East of Sandusky, Vermilion is featuring its first public art installation by Main Street Vermilion's public art program, The Postcard Project. The installation consists of 15 mural-sized paintings of vintage postcards, which are on display throughout town. 

“It involved gathering hundreds, maybe a thousand, postcards, some 100 years old, from mostly personal collections and researching the stories behind them and how they relate to the community,” says Marilou Suszko, executive director of Main Street Vermilion.

“We whittled it down to 15 and found 15 perfect locations throughout town and created a beautiful walking tour guide and included a lot of fun history, facts and some legend.”

Local artists Mike Sekletar and Brian Goodwin helped bring Main Street Vermilion’s vision to life, says Marilou Suszko, executive director of Main Street Vermilion.

“[Sekletar and Goodwin] recognized the value in the postcards people sent and how they helped tell the important story of Vermilion as a longtime vacation destination,” says Suszko. “The postcards themselves were art, all illustrated in a number of styles. We tossed around a number of ideas on how to portray the postcards and settled on what you see in town today.”

The group chose this as its first public art installation because “it resonated with people of all  ages,” says Suszko.

“Many of the postcards depicted places like Crystal Beach Amusement Park and Dance Hall, that created memories for a generation now very grown up,” she says.

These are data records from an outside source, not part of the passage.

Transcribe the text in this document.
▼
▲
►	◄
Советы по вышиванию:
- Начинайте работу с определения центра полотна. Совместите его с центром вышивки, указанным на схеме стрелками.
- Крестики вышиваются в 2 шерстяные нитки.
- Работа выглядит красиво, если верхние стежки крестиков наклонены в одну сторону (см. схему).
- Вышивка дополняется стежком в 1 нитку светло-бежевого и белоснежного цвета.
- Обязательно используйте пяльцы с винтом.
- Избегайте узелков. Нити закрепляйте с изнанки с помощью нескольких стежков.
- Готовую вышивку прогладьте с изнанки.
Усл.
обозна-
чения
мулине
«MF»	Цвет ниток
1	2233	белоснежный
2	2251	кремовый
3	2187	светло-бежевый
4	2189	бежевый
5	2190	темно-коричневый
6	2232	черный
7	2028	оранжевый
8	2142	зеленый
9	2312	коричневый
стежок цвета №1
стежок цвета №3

“For younger people, the postcards tell the story of what used to be in places that no longer exist, like the old library, McGarvey's and the original lighthouse."

Public Art Vermilion, committee within Main Street Vermilion, chose a public art piece because of its many benefits to the community, Suszko notes. 

“In itself, public art creates community,” Suszko says. “It can take an ordinary space and turn it into something beautiful, interesting, amusing and create a destination or gathering place for people who live or visit here. 

“We know and have seen through the success of The Postcard Project that public art is a good investment and can have an economic impact. It draws people in not only to enjoy the art but to support local businesses while they are here.”

Suszko also says that public art can encourage a wide range of educational opportunities, “It challenges, entertains, creates questions, stirs the imagination and helps people enjoy their surroundings,” she says. “We believe it creates and enhances the small town character of Vermilion and helps create a sense of place, authenticity, and the characteristics that make us unique.”

The group plans to incorporate more public art into the Vermilion community in the future, Suszko says.

“We have developed an ongoing plan to add public art to our community because we recognize and appreciate its value,” she says. “Currently we are working on adding some form of art to the Main Street Park under development. But as with any project, it's being approached slowly and thoughtfully by both our Public Art Vermilion and the city. In the meantime, our goal is to call attention to the possibilities and potential of public art, from visual to performing arts, in Vermilion.”

Visitors can purchase a keepsake tour guide that includes a map to each location with a brief history about each mural at Main Street Vermilion, 685 Main St. Profits from the tour guide will benefit Public Art Vermilion and future projects. Souvenir postcards are also for sale, with proceeds benefiting future public art projects.